Auto scaling in kubernetes

When we deploy a API in kubernets we must define replication number for the pod, but as we know there will be high traffic during peak time and we usually can’t estimate service capacity exactly at first time, in this case we must scale our service like creating more pods to share online traffic to avoid service crash down.

We usually scale service manually before using kubernetes, append more nodes during peak time and destroy nodes when the traffic became smooth.

In kubernetes there’s a kind of feature called HPA(Horizontal Pod Autoscaler) which could help your scale service automatically. You could specify minimum and maximum replica number in yaml file, HPA will monitor pod’s CPU and Memory by collecting pod’s metric, if HPA found your pod’s metric is over the threshold number which you defined in yaml file, it will create more pods automatically and join the service cluster to load the traffic.
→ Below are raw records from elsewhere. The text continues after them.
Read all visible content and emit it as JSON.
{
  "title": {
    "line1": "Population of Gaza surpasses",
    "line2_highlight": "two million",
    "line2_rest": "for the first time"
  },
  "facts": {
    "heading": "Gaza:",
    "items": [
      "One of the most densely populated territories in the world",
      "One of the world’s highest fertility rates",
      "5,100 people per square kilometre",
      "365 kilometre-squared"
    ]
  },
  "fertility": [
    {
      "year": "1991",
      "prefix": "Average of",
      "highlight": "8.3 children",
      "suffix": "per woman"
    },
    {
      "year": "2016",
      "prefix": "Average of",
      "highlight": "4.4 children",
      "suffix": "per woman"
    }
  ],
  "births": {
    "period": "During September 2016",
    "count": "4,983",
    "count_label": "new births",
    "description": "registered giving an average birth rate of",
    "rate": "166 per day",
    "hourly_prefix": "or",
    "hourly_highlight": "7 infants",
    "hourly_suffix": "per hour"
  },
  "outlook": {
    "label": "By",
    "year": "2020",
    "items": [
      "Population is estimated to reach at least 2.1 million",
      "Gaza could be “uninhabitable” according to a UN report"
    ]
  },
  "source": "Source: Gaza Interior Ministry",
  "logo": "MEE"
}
Here is a simple HPA samle:

apiVersion: autoscaling/v2beta1
kind: HorizontalPodAutoscaler
metadata:
  name: hpa-demo
  namespace: test-ns
  labels:
    app: hpa-demo
    component: api
spec:
  scaleTargetRef:
    apiVersion: apps/v1
    kind: Deployment
    name: hpa-demo
  minReplicas: 3
  maxReplicas: 10
  metrics:
  - type: Resource
    resource:
      name: memory
      targetAverageUtilization: 75
  - type: Resource
    resource:
      name: cpu
      targetAverageUtilization: 75

I defined there’s will be at least 3 replicas for the pod, if the CPU or Memory usage is over 75%, HPA will create at most 10 pods.

HPA monitor pod’s metric by using metrics-server.